- The Washington Times - Tuesday, August 2, 2011

The slide was more suited for second base, a takeout slide on a potential routine double play from the looks of it. Only it happened at home plate and the man on the ground trying to gain his bearings was Atlanta Braves catcher David Ross — not a middle infielder.

Jonny Gomes had just executed the play that was considered the turning point of the game, drawing the Nationals to within 3-2.

As John Lannan sent a bouncer to first base in the fourth inning with the bases loaded, the newest National came barreling home. Gomes slid feet-first in front of home plate, taking the feet of Ross out from under him, and smacked his right hand on home plate.

Gomes’ slide did exactly what it was supposed to do: prevent an easy, inning-ending double play. Three pitches later, Rick Ankiel launched a grand slam to straightaway center field — his third home run in the last two games — to give the Nats a 6-3 lead that would grow to 9-3 in their fourth straight victory.

“This is my kind of game,” said Nationals manager Davey Johnson. “I haven’t had any here. I’ve been here five weeks, and I’ve been waiting for one like this.

“This is what this club is capable of doing. Everybody starts getting that fever, that hit fever, and it’s fun. But the talent’s been here.”

When the dust had settled, Ankiel’s homer was the headliner on a night that featured Ian Desmond’s first since April 28 — a two-run shot in the fifth — and Michael Morse’s 18th, a solo blast in the sixth. In total, the Nationals had 14 hits.

Washington tagged Derek Lowe for eight runs on 10 hits in four innings. He was chased before making an out in the fifth — allowing a triple to Gomes and Desmond’s homer before being taken out.

The nine-run outburst was the first since the Nationals lost to the Chicago Cubs 10-9 on July 7 after blowing their biggest lead in franchise history. It was the Nationals’ fourth-largest output of the year. All nine batters in the starting lineup reached base, four recorded an RBI, five an extra-base hit. Even some of the late-inning replacements got in on the action with Brian Bixler picking up the second triple of his career in the seventh.

And almost all of it traced back to Gomes’ slide — the precursor to an explosion foreign to the Johnson era.

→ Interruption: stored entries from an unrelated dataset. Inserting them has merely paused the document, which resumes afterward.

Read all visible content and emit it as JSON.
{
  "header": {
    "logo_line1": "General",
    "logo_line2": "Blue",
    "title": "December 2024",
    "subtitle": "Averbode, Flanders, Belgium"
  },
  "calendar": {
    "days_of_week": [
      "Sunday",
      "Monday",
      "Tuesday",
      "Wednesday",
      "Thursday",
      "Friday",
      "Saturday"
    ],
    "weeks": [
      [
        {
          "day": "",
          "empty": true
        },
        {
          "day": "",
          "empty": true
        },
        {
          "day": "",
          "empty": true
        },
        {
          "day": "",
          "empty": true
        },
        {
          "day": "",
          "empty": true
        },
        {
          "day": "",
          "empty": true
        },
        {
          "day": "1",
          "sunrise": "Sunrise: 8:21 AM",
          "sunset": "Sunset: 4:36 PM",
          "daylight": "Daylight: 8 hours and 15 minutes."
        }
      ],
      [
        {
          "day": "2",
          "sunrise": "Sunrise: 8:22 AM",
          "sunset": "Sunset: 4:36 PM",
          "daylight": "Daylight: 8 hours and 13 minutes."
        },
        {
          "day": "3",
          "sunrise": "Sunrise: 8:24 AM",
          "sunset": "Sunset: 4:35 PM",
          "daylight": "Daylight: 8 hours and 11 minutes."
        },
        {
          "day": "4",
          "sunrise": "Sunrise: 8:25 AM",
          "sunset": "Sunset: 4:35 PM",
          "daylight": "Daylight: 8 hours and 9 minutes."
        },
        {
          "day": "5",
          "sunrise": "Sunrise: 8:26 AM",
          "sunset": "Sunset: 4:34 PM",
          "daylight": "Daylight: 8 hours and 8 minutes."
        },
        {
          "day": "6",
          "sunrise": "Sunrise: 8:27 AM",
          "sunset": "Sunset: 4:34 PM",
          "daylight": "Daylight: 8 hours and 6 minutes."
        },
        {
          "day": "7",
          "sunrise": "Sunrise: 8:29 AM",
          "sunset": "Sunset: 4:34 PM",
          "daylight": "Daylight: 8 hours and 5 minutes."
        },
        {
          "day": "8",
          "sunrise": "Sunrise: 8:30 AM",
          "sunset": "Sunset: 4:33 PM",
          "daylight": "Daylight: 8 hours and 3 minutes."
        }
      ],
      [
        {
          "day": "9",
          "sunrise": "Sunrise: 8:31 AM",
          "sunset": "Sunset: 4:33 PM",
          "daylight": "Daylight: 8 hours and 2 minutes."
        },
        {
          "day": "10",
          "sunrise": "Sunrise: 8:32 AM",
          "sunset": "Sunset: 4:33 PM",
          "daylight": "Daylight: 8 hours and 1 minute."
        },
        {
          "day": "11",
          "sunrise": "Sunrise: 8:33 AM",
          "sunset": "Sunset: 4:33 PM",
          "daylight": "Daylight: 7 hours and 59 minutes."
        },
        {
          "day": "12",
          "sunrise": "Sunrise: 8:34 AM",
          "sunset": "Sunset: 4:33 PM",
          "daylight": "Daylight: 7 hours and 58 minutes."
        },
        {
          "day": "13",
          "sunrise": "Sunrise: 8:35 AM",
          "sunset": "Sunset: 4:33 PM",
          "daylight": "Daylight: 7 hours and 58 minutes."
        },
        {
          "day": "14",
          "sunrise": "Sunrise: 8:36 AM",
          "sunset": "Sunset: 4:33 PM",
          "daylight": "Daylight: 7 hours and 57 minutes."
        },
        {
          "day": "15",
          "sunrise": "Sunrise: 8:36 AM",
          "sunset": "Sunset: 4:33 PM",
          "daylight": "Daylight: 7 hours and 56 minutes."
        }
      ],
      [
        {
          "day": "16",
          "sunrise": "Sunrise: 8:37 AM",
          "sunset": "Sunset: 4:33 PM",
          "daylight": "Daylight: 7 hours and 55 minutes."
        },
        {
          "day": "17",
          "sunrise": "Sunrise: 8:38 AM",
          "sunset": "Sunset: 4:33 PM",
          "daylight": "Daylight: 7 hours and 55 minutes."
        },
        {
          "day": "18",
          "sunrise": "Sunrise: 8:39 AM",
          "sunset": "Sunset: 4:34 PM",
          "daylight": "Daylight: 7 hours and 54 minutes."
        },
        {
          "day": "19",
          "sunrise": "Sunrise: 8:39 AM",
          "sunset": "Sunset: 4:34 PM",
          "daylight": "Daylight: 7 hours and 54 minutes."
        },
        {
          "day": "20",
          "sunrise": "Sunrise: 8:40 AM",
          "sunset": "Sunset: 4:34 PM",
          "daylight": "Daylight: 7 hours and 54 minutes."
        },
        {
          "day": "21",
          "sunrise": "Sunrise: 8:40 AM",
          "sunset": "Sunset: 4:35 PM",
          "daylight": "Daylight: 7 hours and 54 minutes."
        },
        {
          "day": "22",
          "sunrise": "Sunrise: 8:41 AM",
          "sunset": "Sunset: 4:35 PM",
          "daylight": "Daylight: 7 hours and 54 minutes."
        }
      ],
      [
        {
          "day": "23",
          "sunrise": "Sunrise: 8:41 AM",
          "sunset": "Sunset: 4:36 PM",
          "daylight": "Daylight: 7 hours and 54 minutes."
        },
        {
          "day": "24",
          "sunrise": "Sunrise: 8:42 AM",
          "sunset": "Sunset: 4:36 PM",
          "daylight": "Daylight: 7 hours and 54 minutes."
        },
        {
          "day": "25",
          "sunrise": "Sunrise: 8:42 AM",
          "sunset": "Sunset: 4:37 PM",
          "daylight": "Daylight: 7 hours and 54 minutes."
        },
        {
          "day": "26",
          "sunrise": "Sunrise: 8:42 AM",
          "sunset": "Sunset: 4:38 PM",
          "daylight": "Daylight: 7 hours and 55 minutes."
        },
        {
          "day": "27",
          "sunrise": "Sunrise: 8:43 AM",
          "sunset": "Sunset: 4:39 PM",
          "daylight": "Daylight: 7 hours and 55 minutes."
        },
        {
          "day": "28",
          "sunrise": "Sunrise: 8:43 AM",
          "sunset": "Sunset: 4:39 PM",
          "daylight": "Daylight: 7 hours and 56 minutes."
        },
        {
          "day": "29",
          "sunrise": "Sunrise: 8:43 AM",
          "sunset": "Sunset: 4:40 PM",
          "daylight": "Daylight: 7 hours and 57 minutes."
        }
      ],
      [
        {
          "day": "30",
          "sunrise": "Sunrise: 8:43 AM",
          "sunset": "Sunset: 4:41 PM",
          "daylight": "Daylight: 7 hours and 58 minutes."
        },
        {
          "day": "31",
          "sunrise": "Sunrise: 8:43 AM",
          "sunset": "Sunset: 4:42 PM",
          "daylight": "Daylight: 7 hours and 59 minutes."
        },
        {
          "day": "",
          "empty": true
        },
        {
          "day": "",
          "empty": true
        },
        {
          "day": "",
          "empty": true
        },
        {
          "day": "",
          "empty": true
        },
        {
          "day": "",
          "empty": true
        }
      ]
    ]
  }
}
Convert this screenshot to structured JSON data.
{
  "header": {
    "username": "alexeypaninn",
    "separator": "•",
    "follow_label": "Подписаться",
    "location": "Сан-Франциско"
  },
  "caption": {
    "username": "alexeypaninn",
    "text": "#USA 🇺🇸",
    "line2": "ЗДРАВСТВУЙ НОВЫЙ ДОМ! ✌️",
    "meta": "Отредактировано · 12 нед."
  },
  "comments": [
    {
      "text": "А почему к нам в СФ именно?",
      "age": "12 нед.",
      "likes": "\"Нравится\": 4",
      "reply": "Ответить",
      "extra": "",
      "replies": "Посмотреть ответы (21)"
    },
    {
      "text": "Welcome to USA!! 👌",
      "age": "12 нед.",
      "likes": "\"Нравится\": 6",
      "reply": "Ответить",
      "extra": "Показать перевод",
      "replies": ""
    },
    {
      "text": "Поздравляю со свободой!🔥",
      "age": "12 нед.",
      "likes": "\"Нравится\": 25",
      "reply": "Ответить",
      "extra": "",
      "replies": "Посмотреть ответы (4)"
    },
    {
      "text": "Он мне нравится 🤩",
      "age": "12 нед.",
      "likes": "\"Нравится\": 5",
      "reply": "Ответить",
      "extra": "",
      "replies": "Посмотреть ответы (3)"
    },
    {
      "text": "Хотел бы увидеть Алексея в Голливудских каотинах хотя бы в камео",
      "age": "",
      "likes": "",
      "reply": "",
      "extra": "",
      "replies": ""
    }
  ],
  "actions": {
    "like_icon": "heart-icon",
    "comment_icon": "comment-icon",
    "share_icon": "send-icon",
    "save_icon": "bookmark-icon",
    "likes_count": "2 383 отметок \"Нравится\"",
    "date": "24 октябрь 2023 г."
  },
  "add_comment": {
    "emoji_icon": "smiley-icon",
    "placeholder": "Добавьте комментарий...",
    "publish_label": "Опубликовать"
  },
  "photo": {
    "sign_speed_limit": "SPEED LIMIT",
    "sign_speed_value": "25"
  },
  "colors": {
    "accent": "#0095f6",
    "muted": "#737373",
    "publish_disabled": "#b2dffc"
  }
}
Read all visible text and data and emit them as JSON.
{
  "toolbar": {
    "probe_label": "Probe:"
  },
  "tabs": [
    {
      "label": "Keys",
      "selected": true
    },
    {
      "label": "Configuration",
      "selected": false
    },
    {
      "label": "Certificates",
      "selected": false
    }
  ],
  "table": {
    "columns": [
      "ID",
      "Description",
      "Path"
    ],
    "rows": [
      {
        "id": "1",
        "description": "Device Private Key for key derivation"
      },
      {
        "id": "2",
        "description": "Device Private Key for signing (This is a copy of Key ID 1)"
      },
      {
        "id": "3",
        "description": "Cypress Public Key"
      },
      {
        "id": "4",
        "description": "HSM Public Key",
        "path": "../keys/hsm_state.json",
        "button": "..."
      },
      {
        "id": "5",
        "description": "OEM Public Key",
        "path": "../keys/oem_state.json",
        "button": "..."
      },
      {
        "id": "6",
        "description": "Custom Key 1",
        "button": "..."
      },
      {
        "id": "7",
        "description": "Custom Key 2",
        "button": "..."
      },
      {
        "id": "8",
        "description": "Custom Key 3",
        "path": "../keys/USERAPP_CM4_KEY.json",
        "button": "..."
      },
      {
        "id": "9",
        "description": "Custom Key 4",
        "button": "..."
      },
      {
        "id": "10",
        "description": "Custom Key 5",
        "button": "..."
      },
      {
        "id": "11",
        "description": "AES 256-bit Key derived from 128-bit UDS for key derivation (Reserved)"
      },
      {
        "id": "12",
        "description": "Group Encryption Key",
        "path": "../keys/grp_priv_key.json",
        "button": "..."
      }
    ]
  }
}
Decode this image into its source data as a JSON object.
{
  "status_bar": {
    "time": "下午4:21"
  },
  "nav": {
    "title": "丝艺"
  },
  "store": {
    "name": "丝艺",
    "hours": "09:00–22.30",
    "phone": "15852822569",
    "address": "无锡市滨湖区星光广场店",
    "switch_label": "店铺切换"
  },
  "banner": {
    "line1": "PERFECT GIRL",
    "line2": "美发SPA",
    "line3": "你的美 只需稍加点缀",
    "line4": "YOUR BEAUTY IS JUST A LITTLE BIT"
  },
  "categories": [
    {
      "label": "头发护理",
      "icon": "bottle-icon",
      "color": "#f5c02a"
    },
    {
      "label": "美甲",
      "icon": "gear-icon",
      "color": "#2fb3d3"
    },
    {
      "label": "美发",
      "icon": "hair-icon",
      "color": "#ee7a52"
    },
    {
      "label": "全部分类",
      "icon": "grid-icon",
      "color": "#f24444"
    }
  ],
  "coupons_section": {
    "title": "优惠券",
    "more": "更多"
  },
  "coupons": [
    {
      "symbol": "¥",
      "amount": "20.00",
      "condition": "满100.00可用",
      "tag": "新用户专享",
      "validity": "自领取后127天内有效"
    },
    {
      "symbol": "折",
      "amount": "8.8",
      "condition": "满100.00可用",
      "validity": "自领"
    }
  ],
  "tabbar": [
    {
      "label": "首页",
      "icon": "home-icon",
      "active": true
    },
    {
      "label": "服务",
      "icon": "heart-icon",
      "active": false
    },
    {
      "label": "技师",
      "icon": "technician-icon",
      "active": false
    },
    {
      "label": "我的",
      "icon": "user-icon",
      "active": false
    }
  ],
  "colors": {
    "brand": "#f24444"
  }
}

“Absolutely,” Desmond said, when asked if Gomes’ slide was a turning point. “Absolutely. Get the next guy to the plate and anything’s possible. If he doesn’t take him out right there like that, that might be a double play. Changes the momentum totally.”

“A situation like that — bases loaded coming in from third — your mentality is almost like breaking up two at second,” Gomes said. “You’re not playing for yourself. That’s just instant unselfishness. … We had a second-deck [opposite-field] homer from Morse, we had two triples, we got our pitcher to put the ball in play and when you’re athletic like that, things are going to happen. When the ball’s rolling your way, you can continue it and roll it.”

The Nationals have been waiting for most of the season for their offense to gel. Over their last eight games, the Nationals’ starters (considering Gomes and Laynce Nix in left field as one) have combined for a .305 batting average. They’ve hit eight homers and won their last four straight.

John Lannan was the subplot on a night in which threw 6 1/3 innings, allowed three earned runs and struck out a season-high eight batters.

Lannan, who was disappointed in himself for walking four batters last Thursday against the Florida Marlins, walked one against the Braves. He threw 72 percent of his 110 pitches for strikes, the highest percentage he’s thrown all season (not counting the 3 1/3 innings thrown in the injury-shortened start against the Colorado Rockies on July 8).

“After getting hit in the face, I walked 12 guys in three games,” Lannan said. “I told you guys last week it was unacceptable. I knew I had to put the work in, and I told you guys that and I did that. I told myself I had to pound the zone no matter what and trust myself and I got back to that today.”